Compiled into the cleanup task carrying work_dir, executed natively by the C engine.

xorriso → parameter injection + .disk metadata

The planner resolves params.output_file (the final ISO path computed from the distro identity) and params.source_dir (<work_dir>/isodir). Right before it, a coa-dot-disk shell task is inserted: it generates the .disk metadata directory (info, UUID from the kernel, timestamp) following the Debian live-boot standard.

🛑 The breakpoint (--stop-after)

If a breakpoint is set, once the named step has been compiled the planner discards every subsequent step — with one vital exception: the cleanup task is always kept, guaranteeing the host is never left with orphaned mounts. The environment stops mid-flight, mounted and ready for manual inspection.

🔧 The normalization pass

After the loop, a final pass enforces coherence: every task that declares a work_dir gets the real workspace path, every task that declares (or needs, because chroot: true) a live_root gets <work_dir>/liveroot. The Brain never has to spell out absolute paths.

🐞 --debug

With the debug flag, the plan is pretty-printed to the terminal and coa exits without remastering — the fastest way to inspect exactly what oa would receive.

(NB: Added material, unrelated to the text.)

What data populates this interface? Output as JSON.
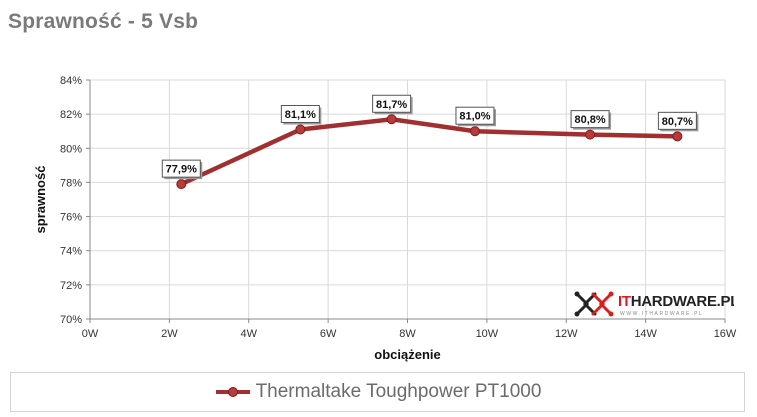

The result is written by savePlan() to /tmp/coa/oa-plan.json.


🧹 3. Data Safety: GenerateExcludeList()

Called by remaster before planning, it generates /tmp/coa/excludes.list — what mksquashfs must not put into the ISO:

  • Virtual and temporary filesystems: dev, proc, sys, run, tmp, var/tmp (including hidden files via the .??* pattern), plus the workspace itself (home/eggs/.overlay, home/eggs/isodir, previous *.iso).
  • System identity: etc/fstab, etc/mtab, host SSH keys (etc/ssh/ssh_host_*), saved network connections (NetworkManager/system-connections/* and its secret_key), persistent udev rules, swapfile.
  • Package caches: apt archives and the heavy *.bin indexes, pacman/pkg, dnf.
  • The Debian cryptdisks hack: a single wildcard (etc/rc*.d/*cryptdisks*) — mksquashfs -wildcards does the scanning, no Go code needed.
  • Privacy by --mode: in standard mode root/* (hidden files included) is razed; in clone/crypted user data survives but shell histories, trash bins and browser caches are still purged.
  • GitHub Actions slimming: on a runner, usr, var and opt are stripped — the structural smoketest exercises the whole chain (mksquashfs, xorriso, umount) in minutes, producing a non-functional but valid ISO.
  • User exclusions: /etc/oa-tools.d/custom.exclude.list, if present, is sanitized (comments skipped, leading slashes removed) and appended.

💡 Pro insight

The planner is the last point where decisions are made. Downstream of oa-plan.json there is only execution: oa walks the array and routes each task by module — natively in C or to coa ell. If something behaves unexpectedly, coa remaster --debug shows you the exact contract handed to the engines.